Skyline itself exports transition lists and targeted m/z methods with m/z values to 6 decimal places, but regardless of what the instrument does with these numbers, I see now that Skyline will never carry this high precision through its entire pipeline.

I doubt this will effect many people, since even with your common misunderstanding, you are only trying to set the tolerance to 0.005 to 0.002, which should be fine for extracted chromatograms.

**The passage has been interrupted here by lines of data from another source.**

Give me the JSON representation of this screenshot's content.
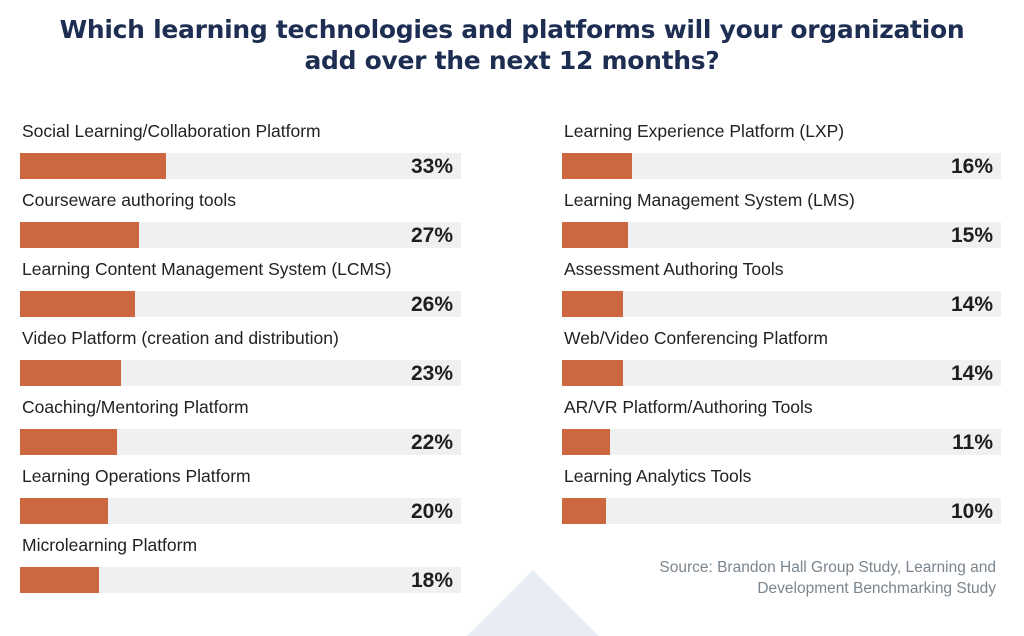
{
  "title": {
    "line1": "Which learning technologies and platforms will your organization",
    "line2": "add over the next 12 months?"
  },
  "colors": {
    "bar": "#cd673f",
    "track": "#eff0f2",
    "title": "#1d2e52",
    "source": "#7a858e"
  },
  "left": [
    {
      "label": "Social Learning/Collaboration Platform",
      "value": 33,
      "pct": "33%"
    },
    {
      "label": "Courseware authoring tools",
      "value": 27,
      "pct": "27%"
    },
    {
      "label": "Learning Content Management System (LCMS)",
      "value": 26,
      "pct": "26%"
    },
    {
      "label": "Video Platform (creation and distribution)",
      "value": 23,
      "pct": "23%"
    },
    {
      "label": "Coaching/Mentoring Platform",
      "value": 22,
      "pct": "22%"
    },
    {
      "label": "Learning Operations Platform",
      "value": 20,
      "pct": "20%"
    },
    {
      "label": "Microlearning Platform",
      "value": 18,
      "pct": "18%"
    }
  ],
  "right": [
    {
      "label": "Learning Experience Platform (LXP)",
      "value": 16,
      "pct": "16%"
    },
    {
      "label": "Learning Management System (LMS)",
      "value": 15,
      "pct": "15%"
    },
    {
      "label": "Assessment Authoring Tools",
      "value": 14,
      "pct": "14%"
    },
    {
      "label": "Web/Video Conferencing Platform",
      "value": 14,
      "pct": "14%"
    },
    {
      "label": "AR/VR Platform/Authoring Tools",
      "value": 11,
      "pct": "11%"
    },
    {
      "label": "Learning Analytics Tools",
      "value": 10,
      "pct": "10%"
    }
  ],
  "source": {
    "line1": "Source: Brandon Hall Group Study, Learning and",
    "line2": "Development Benchmarking Study"
  },
  "chart_data": {
    "type": "bar",
    "orientation": "horizontal",
    "title": "Which learning technologies and platforms will your organization add over the next 12 months?",
    "categories": [
      "Social Learning/Collaboration Platform",
      "Courseware authoring tools",
      "Learning Content Management System (LCMS)",
      "Video Platform (creation and distribution)",
      "Coaching/Mentoring Platform",
      "Learning Operations Platform",
      "Microlearning Platform",
      "Learning Experience Platform (LXP)",
      "Learning Management System (LMS)",
      "Assessment Authoring Tools",
      "Web/Video Conferencing Platform",
      "AR/VR Platform/Authoring Tools",
      "Learning Analytics Tools"
    ],
    "values": [
      33,
      27,
      26,
      23,
      22,
      20,
      18,
      16,
      15,
      14,
      14,
      11,
      10
    ],
    "unit": "%",
    "xlabel": "",
    "ylabel": "",
    "xlim": [
      0,
      100
    ],
    "grid": false,
    "legend": null,
    "annotation": "Source: Brandon Hall Group Study, Learning and Development Benchmarking Study"
  }
}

Thanks for bringing this up. I will certainly give more thought to how to make it clearer that Match tolerance m/z is not related to mass analyzer accuracy.

--Brendan
 
Hongbo responded:  2013-02-27 11:09
Hi, Brendan,

Thanks for the clarification. And I want to ask if there is a certain mass accrary range Skyline uses to extract chromatorgam from raw files or there is a default value? Normally, when i did the EIC manually in XCalibur, I always set 5ppm.

Thanks

Hongbo
 
Brendan MacLean responded:  2013-02-27 11:33
Hi Hongbo,
Skyline does not use mass accuracy as an extraction parameter. It always extracts its chromatogram from a range equal to 2x the expected peak FWHM in the m/z dimension (i.e. the resolution). So, the resolution settings in the Transition Settings - Full-Scan tab control how chromatograms are extracted. No centroiding is performed, and currently mass accuracy is not even calculated, though it will be in the future. I do not foresee discarding intensity values in the future due to poor mass accuracy, but we will likely use mass accuracy as an important score in picking chromatogram peaks.

Hope that is enough information to be understandable. Very pressed for time today.